Le ratichon tueur
Mortelles confessions (1976) de Pete Walker avec Anthony Sharp, Susan Penhaligon, Sheila Keith (Artus Films)
Nous en parlions à propos de Flagellations, les films de Pete Walker semblent constamment osciller entre l’ancien et le moderne, entre une certaine tradition gothique et une volonté de dépoussiérer les codes du genre en se coltinant à des sujets plus contemporains. Dans Mortelles confessions, si on excepte une arrivée dans un presbytère inquiétant par une nuit d’orage, on ne retrouvera rien de ce qui fait le décorum habituel de la « British Horror ». Les premiers méfaits du prêtre tueur (on peut le révéler dès maintenant puisque ce fait n’est jamais dissimulé et ne constitue pas un élément de suspense) sont même filmés à la manière d’un giallo (une main gantée de noir qui grimpe le long d’une rampe d’escalier) et s’il fallait à tout prix faire entrer le film dans une case, c’est dans celle du slasher que l’on serait tenté de le classer. En effet, on retrouve ici la figure vengeresse d’un tueur hanté par un secret de jeunesse. La singularité de Mortelles confessions tient sans doute à la présence de ce prêtre chargé de purifier le monde et de supprimer l’entourage d’une jeune femme – Jenny- qui lui a confessé qu’elle s’était fait avorter…

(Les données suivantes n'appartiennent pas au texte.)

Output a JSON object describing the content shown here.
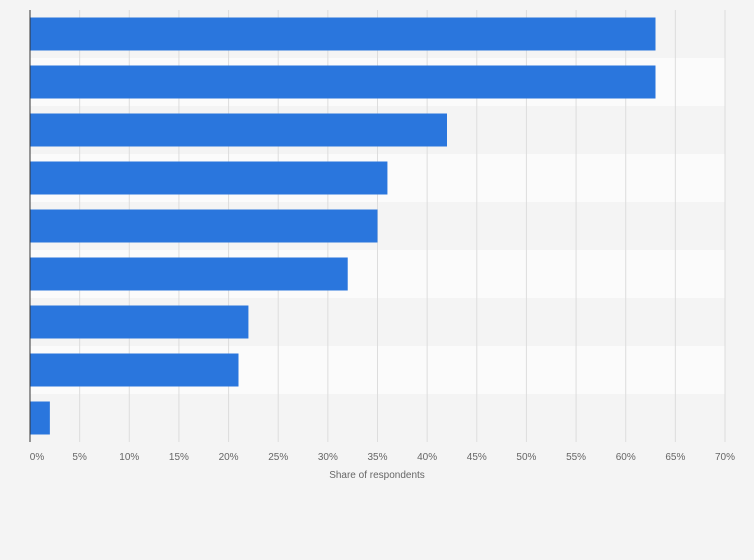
{
  "chart_data": {
    "type": "bar",
    "orientation": "horizontal",
    "categories": [
      "",
      "",
      "",
      "",
      "",
      "",
      "",
      "",
      ""
    ],
    "values": [
      63,
      63,
      42,
      36,
      35,
      32,
      22,
      21,
      2
    ],
    "xlabel": "Share of respondents",
    "ylabel": "",
    "xlim": [
      0,
      70
    ],
    "xticks": [
      0,
      5,
      10,
      15,
      20,
      25,
      30,
      35,
      40,
      45,
      50,
      55,
      60,
      65,
      70
    ],
    "tick_suffix": "%",
    "grid": true,
    "legend": "none",
    "colors": {
      "bar": "#2a76dd",
      "background": "#f4f4f4",
      "band_even": "#f4f4f4",
      "band_odd": "#fbfbfb",
      "gridline": "#dddddd",
      "axis": "#333333",
      "tick_text": "#666666"
    }
  }
}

Plusieurs témoignages le soulignent : Pete Walker était un cinéaste plutôt conservateur et peu apte à exalter la libération des mœurs alors en cours. Pourtant, dans ce qu’Alain Petit appelle joliment sa « trilogie du troisième âge » (Entre Flagellations et Mortelles confessions, il faut citer Frightmare que nous espérons bien découvrir un jour), le cinéaste fait preuve d’une défiance extrême envers les individus (souvent vieux et séniles) représentant les institutions et une forme de pouvoir. Dans Flagellations, c’était l’institution judiciaire qui était présentée sous un angle monstrueux tandis qu’ici, Walker s’en prend à l’hypocrisie dangereuse de l’église catholique. Bien sûr, il y a un contrepoint avec le personnage du jeune prêtre libéral, favorable à la fin du célibat obligatoire pour les hommes de sa corporation, mais il se heurte à l’archaïsme d’une institution rigide qu’il finira par quitter…
Pourtant, même si Meldrum -le prêtre psychopathe- est une figure monstrueuse, Pete Walker parvient à lui donner une certaine ambiguïté. L’interprétation toute en finesse d’Anthony Sharp (vu chez Kubrick dans Orange mécanique et Barry Lyndon) n’y est pas pour rien car, au-delà des actes ignobles qu’il perpètre, l’acteur parvient à nous faire partager tous les tiraillements intérieurs de son personnage. Il ne s’agit en aucun cas de lui trouver des excuses mais d’aller vers des zones plus grises et tordues de l’âme humaine. A jamais marqué par un secret de jeunesse (que nous ne révélerons pas), Meldrum cherche à exorciser ses pulsions, ses désirs en appliquant aveuglement les préceptes d’une institution (l’église) cherchant avant tout à exercer son pouvoir sur ses ouailles. La volonté d’éradiquer le péché de ce monde, le prêtre l’applique jusqu’à l’absurde en se débarrassant des pécheurs !
Avec cet aspect torturé de son personnage, Pete Walker rejoint celui qui me semble être l’un de ses maîtres : Alfred Hitchcock. Là encore, en essayant d’en révéler le moins possible, on retrouvera des filiations évidentes à travers le personnage d’une mère sénile et envahissante (Psychose) ou encore cette formidable gouvernante intraitable jouée par l’étonnante Sheila Keith (l’actrice fétiche de Pete Walker qui sut si bien jouer de son physique très masculin pour lui faire endosser des rôles de marâtres inquiétantes) qui fait ressurgir des souvenirs de Rebecca.
Bien sûr, on pourra regretter ici quelques ficelles scénaristiques trop voyantes et cette propension désarmante qu’ont les personnages à systématiquement s’engouffrer dans la gueule du loup. Mais à cette réserve près, Mortelles confessions est un film suffisamment tordu et bien ficelé pour captiver de bout en bout.